Selon un communiqué du service de presse du gouvernement Emirati, les autorités « sont intervenues pour maitriser un incendie survenu dans un générateur électrique situé à l’extérieur du périmètre intérieur de la centrale nucléaire de Barakah, située à environ 55 Kms à l’ouest de la ville de Ruais et à 250 Kms à l’ouest de la ville d’Abou Dhabi, à la suite d’une attaque de drones ». Attaque qui n’a, par ailleurs, pas été revendiquée.
Le même communiqué indique qu’« aucun blessé n’a été signalé et aucun impact sur les niveaux de sûreté radiologique n’a été constaté ». Chose qui a été confirmée par l’Autorité fédérale de régulation nucléaire (FANR) qui a indiqué que l’incendie n’avait pas affecté la sûreté de la centrale ni la disponibilité de ses systèmes essentiels, et que toutes les unités fonctionnent normalement ».

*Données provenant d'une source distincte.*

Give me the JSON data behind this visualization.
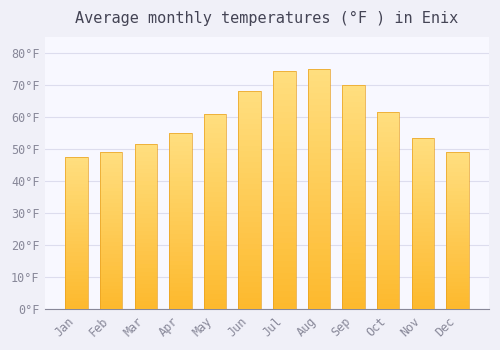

Dans une publication sur X, l’Agence Internationale de l’Energie Atomique (AIEA) a indiqué par son directeur général, Rafael Grossi, qu’elle a été « informée par les Émirats arabes unis que les niveaux de radiation à la centrale nucléaire de Barakah restent normaux et qu’aucun blessé n’a été signalé après qu’une frappe de drone, au matin de dimanche, a provoqué un incendie dans un générateur électrique situé à l’extérieur du périmètre de sécurité de la centrale. Des générateurs diesel de secours alimentent actuellement le réacteur n° 3. L’AIEA suit la situation de près et est en contact permanent avec les autorités des Émirats arabes unis, et est prête à intervenir si nécessaire ».
Grossi a, par ailleurs, exprimé « sa profonde préoccupation » après la frappe de drone indiquant que « toute activité militaire menaçant la sûreté nucléaire est inacceptable ».
N’étant pas revendiquée par aucune partie, et ne disposant pas de preuves indiquant que les drones qui ont attaqué la centrale sont bel et bien iranien, les émiratis se sont contenté de dire que cette attaque s’est produite au moment même où l’Iran dirigeait ses drones vers le territoire des Emirats.
Téhéran, qui accuse les pays du Golfe d’avoir permis aux forces armées américaines d’utiliser leur territoire pour conduire des attaques contre l’Iran, a menacé à plusieurs reprises les EAU de représailles et de frappes ciblant leurs infrastructures énergétiques.